Bybit, which launched zero-fee trading for USDC trading pairs in February, has emerged as the largest USDC market, helping boost the stablecoin's global usage. Binance, which re-listed USDC after the crackdown on BUSD, has failed to recover its dominant market share and is currently the second largest USDC market, with 37% share.
The change in market share comes as the stablecoin wars heat up with new entrants like PayPal USD (PYUSD) and euro-based stablecoins.
BRC-20 token trade volume surges
BRC-20 is a new type of crypto token standard on the Bitcoin network, created in March 2023. It leverages the Ordinals protocol, which enables data inscriptions on satoshis, the smallest unit of BTC. Trade volume for this type of token has surged tenfold since November, from just $10-15mn to more than $500mn. The increase came after Binance launched spot and perpetual futures trading for ORDI, SATS and RATS.
Binance’s market share of trade volume initially surged to 63% but has been declining since and currently hovers around 50%. OKX, which was the first exchange to list ORDI back in May, is the second largest spot market for BRC-20 tokens, with a market share of 35%. Rising BRC-20 volumes have boosted demand for block space on the Bitcoin network and pushed transaction costs higher, spurring controversy.

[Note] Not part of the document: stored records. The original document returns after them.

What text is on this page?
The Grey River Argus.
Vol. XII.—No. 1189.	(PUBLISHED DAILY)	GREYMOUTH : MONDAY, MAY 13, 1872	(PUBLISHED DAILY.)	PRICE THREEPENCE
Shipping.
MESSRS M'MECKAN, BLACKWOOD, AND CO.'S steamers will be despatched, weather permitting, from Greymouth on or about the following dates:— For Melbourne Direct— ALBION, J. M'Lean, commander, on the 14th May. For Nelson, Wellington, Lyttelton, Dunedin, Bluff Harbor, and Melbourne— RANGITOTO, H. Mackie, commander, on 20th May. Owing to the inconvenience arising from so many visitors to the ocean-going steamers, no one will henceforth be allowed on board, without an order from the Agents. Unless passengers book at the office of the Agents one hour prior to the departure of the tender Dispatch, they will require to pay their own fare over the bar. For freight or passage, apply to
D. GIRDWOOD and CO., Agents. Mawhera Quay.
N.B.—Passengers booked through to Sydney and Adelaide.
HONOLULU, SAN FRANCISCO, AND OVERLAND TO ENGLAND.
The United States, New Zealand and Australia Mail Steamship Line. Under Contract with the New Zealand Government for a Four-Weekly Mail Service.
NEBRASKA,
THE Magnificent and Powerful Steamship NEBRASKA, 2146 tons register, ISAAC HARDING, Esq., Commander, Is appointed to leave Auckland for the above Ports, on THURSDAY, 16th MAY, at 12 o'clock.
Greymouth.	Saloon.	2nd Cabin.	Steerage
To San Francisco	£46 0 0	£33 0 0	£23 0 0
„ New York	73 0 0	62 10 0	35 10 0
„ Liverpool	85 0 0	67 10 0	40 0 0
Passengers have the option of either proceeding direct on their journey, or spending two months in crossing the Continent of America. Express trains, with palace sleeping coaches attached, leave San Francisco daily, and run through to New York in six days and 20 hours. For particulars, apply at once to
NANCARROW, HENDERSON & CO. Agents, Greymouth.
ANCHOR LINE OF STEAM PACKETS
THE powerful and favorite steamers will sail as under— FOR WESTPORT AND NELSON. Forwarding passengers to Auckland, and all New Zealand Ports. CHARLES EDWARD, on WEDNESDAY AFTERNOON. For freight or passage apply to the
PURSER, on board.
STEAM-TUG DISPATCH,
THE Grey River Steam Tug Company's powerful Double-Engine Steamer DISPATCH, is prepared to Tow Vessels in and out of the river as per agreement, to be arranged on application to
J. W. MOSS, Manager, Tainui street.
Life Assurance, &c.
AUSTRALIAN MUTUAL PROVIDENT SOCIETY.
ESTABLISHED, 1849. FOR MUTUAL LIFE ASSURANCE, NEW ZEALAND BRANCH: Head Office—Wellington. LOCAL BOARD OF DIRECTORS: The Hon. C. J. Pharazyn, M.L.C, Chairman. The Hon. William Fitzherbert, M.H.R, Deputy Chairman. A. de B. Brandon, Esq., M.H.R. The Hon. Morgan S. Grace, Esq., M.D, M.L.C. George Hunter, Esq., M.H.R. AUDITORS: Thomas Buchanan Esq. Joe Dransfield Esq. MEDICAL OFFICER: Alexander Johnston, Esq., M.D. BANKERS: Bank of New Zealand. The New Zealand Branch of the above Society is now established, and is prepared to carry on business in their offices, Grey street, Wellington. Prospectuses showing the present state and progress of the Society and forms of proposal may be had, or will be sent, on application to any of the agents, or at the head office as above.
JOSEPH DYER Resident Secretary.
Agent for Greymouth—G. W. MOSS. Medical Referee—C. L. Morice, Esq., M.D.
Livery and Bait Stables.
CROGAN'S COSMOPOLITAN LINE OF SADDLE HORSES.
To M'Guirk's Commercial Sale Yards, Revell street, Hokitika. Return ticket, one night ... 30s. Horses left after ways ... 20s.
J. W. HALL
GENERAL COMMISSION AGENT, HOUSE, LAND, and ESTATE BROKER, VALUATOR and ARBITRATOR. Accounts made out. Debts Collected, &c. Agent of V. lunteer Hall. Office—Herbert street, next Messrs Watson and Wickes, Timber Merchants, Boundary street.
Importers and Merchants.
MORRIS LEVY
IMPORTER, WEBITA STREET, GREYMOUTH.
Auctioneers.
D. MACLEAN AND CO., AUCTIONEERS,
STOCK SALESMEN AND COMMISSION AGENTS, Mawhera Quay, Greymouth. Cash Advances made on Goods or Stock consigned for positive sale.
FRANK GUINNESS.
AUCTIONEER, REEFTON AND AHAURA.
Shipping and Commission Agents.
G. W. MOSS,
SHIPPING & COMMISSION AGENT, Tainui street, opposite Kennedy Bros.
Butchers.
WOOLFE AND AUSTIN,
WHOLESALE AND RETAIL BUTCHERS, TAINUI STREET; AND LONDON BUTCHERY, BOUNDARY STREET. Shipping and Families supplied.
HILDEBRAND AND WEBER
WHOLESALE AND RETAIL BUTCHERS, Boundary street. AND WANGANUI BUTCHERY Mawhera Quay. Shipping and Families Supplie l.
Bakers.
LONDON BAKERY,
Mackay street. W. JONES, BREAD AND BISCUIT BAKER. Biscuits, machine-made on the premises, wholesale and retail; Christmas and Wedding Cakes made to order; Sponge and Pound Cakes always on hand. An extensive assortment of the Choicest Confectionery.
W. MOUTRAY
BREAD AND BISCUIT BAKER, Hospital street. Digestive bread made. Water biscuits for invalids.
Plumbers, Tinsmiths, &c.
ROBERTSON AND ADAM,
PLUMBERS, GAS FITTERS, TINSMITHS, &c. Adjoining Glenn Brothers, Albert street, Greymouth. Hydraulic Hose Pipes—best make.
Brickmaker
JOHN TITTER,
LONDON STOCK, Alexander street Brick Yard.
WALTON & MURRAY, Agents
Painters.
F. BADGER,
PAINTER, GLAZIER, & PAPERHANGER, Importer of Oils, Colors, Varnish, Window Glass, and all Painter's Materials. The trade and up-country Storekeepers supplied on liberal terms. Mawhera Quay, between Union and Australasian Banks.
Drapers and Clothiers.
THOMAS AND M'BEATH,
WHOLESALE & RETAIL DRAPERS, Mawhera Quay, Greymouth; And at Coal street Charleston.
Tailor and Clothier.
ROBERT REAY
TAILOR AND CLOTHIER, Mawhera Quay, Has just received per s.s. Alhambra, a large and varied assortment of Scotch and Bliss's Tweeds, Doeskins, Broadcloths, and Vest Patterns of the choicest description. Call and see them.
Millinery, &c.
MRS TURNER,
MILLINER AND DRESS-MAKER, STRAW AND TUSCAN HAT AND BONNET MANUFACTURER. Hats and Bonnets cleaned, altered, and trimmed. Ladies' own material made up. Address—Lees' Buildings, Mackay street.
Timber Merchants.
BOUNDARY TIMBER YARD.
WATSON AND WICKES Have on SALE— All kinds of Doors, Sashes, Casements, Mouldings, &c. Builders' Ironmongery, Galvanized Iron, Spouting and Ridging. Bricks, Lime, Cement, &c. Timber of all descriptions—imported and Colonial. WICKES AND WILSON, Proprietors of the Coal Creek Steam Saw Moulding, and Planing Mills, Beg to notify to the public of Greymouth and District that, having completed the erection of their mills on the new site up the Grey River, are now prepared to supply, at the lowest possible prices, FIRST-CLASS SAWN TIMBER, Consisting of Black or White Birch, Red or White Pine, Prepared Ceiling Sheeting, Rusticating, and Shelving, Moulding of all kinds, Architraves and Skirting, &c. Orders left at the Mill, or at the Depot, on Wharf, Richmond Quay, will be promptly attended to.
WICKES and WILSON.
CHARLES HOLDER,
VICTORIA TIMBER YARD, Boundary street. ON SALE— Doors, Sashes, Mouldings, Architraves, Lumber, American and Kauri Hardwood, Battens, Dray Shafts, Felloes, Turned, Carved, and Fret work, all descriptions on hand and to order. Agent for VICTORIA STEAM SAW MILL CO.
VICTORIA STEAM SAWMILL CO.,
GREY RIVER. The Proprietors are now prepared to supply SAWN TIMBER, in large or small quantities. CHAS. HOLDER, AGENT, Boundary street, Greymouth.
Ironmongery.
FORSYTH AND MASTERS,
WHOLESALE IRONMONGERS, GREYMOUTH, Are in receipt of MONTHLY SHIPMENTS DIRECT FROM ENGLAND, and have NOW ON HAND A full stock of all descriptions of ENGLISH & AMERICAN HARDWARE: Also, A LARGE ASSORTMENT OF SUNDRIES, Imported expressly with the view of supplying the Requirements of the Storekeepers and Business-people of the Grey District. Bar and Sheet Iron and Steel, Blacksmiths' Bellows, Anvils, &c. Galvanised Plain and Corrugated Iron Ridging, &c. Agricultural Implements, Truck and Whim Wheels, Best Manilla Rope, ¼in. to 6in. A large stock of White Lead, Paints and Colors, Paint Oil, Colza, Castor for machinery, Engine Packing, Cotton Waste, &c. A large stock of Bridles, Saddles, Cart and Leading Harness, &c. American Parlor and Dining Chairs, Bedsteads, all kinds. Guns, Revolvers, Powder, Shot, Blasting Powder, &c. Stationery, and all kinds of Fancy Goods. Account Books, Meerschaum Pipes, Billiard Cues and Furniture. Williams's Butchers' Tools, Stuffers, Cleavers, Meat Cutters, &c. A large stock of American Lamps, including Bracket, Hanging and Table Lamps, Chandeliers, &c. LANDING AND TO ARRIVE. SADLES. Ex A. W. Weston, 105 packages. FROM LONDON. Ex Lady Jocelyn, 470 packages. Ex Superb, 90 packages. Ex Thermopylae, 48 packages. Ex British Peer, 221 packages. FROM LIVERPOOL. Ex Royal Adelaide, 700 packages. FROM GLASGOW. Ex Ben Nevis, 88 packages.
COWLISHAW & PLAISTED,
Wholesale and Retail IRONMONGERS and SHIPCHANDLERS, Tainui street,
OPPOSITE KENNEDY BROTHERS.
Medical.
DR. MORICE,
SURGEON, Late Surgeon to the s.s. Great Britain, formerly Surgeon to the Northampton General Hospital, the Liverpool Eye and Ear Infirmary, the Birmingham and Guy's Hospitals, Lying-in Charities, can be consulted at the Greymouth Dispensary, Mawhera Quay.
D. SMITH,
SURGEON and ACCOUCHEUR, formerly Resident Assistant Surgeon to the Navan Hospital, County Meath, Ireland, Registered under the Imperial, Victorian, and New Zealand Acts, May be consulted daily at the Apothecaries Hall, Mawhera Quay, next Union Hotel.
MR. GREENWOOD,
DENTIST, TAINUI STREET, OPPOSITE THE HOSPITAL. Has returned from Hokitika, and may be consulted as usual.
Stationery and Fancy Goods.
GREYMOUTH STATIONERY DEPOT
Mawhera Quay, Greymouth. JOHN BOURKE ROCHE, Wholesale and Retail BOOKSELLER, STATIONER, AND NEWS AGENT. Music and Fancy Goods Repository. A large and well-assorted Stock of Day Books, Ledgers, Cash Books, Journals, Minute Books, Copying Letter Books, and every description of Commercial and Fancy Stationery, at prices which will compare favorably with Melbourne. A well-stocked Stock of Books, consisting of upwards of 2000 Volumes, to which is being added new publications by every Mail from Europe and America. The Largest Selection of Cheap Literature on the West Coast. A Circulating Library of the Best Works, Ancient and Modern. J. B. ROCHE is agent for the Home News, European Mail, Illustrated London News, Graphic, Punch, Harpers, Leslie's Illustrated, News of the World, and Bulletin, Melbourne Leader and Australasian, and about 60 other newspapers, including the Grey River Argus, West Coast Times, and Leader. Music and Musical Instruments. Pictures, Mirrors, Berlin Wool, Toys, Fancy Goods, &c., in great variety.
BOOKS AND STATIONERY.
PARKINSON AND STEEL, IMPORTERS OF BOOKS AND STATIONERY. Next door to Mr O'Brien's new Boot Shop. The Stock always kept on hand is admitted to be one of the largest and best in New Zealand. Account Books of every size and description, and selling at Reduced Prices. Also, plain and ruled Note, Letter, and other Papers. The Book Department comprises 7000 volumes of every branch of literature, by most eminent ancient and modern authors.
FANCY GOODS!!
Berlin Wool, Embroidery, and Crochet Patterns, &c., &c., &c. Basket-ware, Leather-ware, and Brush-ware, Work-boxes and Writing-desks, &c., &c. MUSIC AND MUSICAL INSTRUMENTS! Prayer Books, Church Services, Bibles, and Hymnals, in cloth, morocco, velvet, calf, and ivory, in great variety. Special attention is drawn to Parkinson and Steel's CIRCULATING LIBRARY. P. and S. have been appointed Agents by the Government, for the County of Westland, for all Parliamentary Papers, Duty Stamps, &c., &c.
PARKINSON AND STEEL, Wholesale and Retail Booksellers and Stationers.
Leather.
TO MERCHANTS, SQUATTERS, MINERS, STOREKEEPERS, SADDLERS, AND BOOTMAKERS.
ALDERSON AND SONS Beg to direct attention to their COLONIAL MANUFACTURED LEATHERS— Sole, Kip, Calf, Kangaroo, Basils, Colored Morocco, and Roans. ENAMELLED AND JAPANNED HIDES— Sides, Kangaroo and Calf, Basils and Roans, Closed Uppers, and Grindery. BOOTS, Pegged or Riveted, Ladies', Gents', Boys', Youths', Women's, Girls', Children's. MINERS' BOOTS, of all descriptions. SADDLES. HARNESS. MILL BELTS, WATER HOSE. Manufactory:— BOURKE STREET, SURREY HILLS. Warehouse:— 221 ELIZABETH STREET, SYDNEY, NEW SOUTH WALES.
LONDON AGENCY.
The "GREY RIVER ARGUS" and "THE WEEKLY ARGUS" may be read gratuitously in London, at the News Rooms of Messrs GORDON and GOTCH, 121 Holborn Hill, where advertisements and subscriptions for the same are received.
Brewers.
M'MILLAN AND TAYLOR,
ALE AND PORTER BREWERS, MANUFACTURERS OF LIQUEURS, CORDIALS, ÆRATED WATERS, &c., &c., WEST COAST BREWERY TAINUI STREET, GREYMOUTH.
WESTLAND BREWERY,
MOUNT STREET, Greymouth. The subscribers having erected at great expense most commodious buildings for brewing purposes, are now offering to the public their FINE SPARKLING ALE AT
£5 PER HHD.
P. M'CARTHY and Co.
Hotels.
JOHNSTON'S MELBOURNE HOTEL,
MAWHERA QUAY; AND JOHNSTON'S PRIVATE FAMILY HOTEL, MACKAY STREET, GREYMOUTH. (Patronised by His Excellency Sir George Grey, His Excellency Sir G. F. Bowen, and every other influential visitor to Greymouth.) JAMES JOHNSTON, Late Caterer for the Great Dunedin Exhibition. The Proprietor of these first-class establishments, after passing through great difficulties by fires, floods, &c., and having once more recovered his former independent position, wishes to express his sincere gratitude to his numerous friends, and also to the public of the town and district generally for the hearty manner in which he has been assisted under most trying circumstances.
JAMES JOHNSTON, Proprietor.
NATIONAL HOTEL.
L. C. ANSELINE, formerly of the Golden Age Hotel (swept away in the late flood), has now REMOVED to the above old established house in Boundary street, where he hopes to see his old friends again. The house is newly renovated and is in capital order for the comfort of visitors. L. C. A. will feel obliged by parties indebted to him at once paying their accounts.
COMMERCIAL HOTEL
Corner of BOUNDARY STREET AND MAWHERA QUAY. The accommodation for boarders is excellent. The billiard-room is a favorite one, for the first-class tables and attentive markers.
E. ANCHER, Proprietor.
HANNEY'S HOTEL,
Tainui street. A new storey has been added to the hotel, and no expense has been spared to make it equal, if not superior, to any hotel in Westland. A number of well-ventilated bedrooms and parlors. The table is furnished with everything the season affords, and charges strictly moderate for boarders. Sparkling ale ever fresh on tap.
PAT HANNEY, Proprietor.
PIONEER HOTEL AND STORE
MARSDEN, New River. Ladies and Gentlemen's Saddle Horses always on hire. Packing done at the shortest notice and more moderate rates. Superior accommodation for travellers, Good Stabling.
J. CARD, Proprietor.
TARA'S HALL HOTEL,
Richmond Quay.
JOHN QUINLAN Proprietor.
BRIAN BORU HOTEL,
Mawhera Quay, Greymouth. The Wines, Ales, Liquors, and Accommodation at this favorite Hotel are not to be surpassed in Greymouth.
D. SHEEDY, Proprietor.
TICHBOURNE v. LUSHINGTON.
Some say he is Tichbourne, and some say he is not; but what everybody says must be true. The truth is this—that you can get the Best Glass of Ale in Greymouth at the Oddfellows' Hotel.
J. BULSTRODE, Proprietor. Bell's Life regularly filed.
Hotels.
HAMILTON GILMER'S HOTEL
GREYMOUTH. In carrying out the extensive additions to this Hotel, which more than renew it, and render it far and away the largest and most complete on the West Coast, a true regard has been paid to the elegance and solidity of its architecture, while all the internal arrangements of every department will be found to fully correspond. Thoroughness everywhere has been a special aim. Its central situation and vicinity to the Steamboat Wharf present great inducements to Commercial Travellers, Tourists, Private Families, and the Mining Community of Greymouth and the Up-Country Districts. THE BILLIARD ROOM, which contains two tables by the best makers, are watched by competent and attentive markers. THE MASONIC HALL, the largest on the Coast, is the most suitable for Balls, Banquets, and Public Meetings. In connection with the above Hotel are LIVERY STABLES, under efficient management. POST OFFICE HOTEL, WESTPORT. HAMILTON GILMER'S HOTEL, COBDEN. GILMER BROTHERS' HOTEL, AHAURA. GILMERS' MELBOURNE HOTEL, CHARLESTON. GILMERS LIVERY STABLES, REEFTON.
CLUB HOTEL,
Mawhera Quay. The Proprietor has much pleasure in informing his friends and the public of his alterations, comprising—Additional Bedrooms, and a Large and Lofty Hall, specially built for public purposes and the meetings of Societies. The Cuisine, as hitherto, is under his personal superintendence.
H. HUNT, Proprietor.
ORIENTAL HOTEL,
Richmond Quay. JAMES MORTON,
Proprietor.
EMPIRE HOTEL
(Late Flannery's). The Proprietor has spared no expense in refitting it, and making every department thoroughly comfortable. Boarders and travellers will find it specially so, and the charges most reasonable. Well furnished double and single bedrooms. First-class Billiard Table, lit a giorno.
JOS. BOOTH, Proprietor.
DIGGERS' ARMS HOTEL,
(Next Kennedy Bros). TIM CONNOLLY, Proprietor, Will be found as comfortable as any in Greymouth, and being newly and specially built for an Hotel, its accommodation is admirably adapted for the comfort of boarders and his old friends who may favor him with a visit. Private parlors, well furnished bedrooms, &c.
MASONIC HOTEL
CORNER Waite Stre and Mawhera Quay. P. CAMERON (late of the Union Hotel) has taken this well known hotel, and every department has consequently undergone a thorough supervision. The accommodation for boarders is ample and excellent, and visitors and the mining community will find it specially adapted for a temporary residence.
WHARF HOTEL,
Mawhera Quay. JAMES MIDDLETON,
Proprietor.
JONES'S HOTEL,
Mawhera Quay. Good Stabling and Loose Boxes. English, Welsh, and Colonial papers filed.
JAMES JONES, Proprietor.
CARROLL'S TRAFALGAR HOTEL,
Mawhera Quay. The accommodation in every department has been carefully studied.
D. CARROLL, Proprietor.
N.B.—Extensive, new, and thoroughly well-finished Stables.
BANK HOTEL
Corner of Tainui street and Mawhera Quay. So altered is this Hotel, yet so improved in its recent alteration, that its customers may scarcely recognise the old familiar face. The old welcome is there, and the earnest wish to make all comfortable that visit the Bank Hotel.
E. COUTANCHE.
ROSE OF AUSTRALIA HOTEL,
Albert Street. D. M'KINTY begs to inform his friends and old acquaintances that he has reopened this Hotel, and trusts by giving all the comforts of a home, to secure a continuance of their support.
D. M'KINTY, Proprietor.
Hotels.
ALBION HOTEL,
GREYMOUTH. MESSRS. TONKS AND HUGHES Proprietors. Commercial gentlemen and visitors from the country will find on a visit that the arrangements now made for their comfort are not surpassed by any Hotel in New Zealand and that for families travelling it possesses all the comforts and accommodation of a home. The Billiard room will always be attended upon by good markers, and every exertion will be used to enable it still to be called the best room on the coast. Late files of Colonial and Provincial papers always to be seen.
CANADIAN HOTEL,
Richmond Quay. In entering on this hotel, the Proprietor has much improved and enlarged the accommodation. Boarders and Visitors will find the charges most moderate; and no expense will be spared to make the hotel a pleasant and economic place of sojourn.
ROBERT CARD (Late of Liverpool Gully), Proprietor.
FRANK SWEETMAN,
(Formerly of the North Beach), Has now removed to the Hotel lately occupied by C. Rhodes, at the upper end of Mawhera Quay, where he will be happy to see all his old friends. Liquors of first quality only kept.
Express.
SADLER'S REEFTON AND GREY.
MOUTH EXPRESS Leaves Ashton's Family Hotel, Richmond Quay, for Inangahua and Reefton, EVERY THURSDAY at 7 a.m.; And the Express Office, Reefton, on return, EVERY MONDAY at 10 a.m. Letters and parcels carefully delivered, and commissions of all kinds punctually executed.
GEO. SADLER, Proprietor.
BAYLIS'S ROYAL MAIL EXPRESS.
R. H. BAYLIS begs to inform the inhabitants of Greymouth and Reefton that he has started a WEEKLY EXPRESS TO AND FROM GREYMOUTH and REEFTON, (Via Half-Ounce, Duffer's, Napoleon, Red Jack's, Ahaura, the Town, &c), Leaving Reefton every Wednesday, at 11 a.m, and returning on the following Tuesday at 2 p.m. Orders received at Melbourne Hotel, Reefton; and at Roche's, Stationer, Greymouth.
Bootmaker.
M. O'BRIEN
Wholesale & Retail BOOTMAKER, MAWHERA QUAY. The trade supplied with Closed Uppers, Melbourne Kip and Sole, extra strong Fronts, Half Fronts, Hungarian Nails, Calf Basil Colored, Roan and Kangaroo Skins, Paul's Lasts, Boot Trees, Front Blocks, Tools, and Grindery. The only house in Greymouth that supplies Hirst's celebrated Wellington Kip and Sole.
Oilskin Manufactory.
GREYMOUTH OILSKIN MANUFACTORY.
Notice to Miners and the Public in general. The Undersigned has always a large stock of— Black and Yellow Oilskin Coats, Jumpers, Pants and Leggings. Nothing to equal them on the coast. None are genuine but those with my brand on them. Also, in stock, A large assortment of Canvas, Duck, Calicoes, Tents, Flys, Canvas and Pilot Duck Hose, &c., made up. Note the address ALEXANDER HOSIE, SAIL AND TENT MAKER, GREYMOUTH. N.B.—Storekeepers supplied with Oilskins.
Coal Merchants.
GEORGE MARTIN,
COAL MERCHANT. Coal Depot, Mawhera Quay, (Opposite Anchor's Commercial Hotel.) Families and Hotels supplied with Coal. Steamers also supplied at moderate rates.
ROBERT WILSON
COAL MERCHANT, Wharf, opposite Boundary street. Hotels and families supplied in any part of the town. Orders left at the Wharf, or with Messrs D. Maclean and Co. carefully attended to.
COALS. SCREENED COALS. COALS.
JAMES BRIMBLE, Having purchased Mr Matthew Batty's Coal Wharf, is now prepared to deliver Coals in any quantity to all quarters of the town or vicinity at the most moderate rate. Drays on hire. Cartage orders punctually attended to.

Breaking down an unusual trading trend on Bithumb
BTC-KRW trade volume on the Korean exchange Bithumb has surged since the end of December, hitting an all-time high on January 8 before retreating last week. This briefly boosted the exchange’s market share among other Korean exchanges to 48%, its highest level since 2021. BTC was the most traded asset on Bithumb in 2023, representing 70% of its volume, compared to just 11% on Upbit. Bithumb launched zero-fee trading in October, but its trade volume was slow to take off. In early December, it expanded its offering by listing USDT.
Historically, Bithumb has had tighter bid-ask spreads for BTC-KRW than Upbit. However, the gap has widened significantly since early December. Spreads on Bithumb have declined from more than 1.4bps to just 0.5bps while they have remained above 2bps on Upbit. Last week, Korea’s financial regulator said brokering U.S. spot BTC ETFs in Korea could be illegal, which could slow Korean BTC demand.